You likely won't think of the name Arthur Smith when you're watching TV this summer, but the co-founder/CEO of A. Smith & Co. Productions is a force in what you'll be seeing on the small screen - and he's been a major player in the TV production business for years. Smith currently has four shows airing in prime time - "American Ninja Warrior" (on NBC & G4) and "Hell's Kitchen," "The Choice" and "Kitchen Nightmares with Chef Gordon Ramsay" (all on Fox) - while a fifth show of his, "Surprise with Jenny McCarthy," has been picked up by NBC (airdate yet to be determined).

Arthur Smith is producing a lot of the TV you'll be watching this summer.

Smith took time out of his busy schedule to give Starr Report readers his recipe for a successful summer series, in his own words.

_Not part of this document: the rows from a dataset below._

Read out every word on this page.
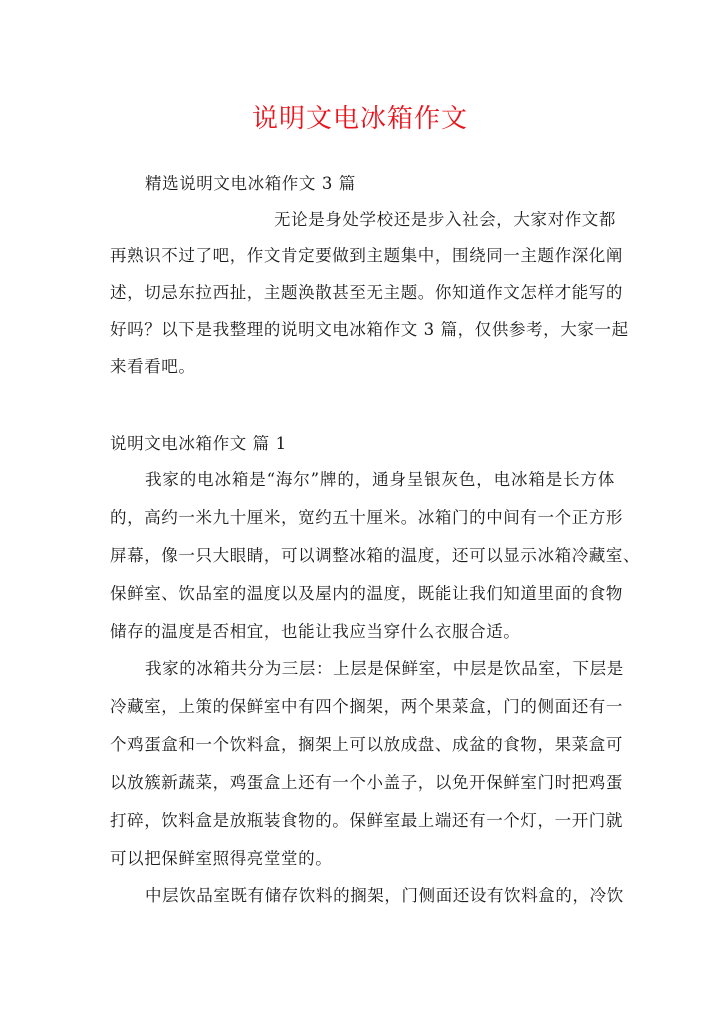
说明文电冰箱作文

精选说明文电冰箱作文 3 篇

无论是身处学校还是步入社会，大家对作文都

再熟识不过了吧，作文肯定要做到主题集中，围绕同一主题作深化阐

述，切忌东拉西扯，主题涣散甚至无主题。你知道作文怎样才能写的

好吗？以下是我整理的说明文电冰箱作文 3 篇，仅供参考，大家一起

来看看吧。

说明文电冰箱作文 篇 1

我家的电冰箱是“海尔”牌的，通身呈银灰色，电冰箱是长方体

的，高约一米九十厘米，宽约五十厘米。冰箱门的中间有一个正方形

屏幕，像一只大眼睛，可以调整冰箱的温度，还可以显示冰箱冷藏室、

保鲜室、饮品室的温度以及屋内的温度，既能让我们知道里面的食物

储存的温度是否相宜，也能让我应当穿什么衣服合适。

我家的冰箱共分为三层：上层是保鲜室，中层是饮品室，下层是

冷藏室，上策的保鲜室中有四个搁架，两个果菜盒，门的侧面还有一

个鸡蛋盒和一个饮料盒，搁架上可以放成盘、成盆的食物，果菜盒可

以放簇新蔬菜，鸡蛋盒上还有一个小盖子，以免开保鲜室门时把鸡蛋

打碎，饮料盒是放瓶装食物的。保鲜室最上端还有一个灯，一开门就

可以把保鲜室照得亮堂堂的。

中层饮品室既有储存饮料的搁架，门侧面还设有饮料盒的，冷饮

1.) Compelling Stories In A Competition Format

"Great television is all about telling great stories. Whether it's chefs trying to impress Gordon Ramsay, or dangling by your fingertips from a narrow ledge on a killer obstacle course, or fighting to get a date with a celebrity, the audience has to have an emotional response as to what's happening. Our job is to weave important 'story' elements into the shows so it either makes you laugh, cry, cheer or even get angry.

2.) The Right Tone

"It's important for summer television to have a lighter tone. It can still be dramatic, and it can have its serious moments as well, but it needs to have some humor and some levity to go along with it."

3.) Fast Pace

"There's a lot of distraction in the summer. To break through, a show needs to be big, loud and engaging enough to get the viewer to put down the corn on the cob, set aside the volleyball, pick up the remote and escape into a great hour (or two) of TV.

"When you get [viewers] there, it needs to be fast-moving, with no lulls. Whether it's a game show, an athletic competition or a docu-soap, it needs to have a rhythm to it - and a conclusion that everyone can't wait to see."

4.) Characters, Characters, Characters

"Did I mention characters? A show lives and dies on the characters that populate it. You have to love them or hate them - a neutral character is death. Networks are always asking for shows that are 'noisy' - big, loud, attention-getting - that's what draws in a summer audience. And great characters are key to keeping them watching."

5.) Unpredictability

"Nothing can turn a viewer off quicker than a predictable show. They need to be jolted, taken off-guard, and they should always be guessing as to what is going to happen.

"Quite often half the fun is the journey you take them on, and the other half is being surprised in some way by the outcome."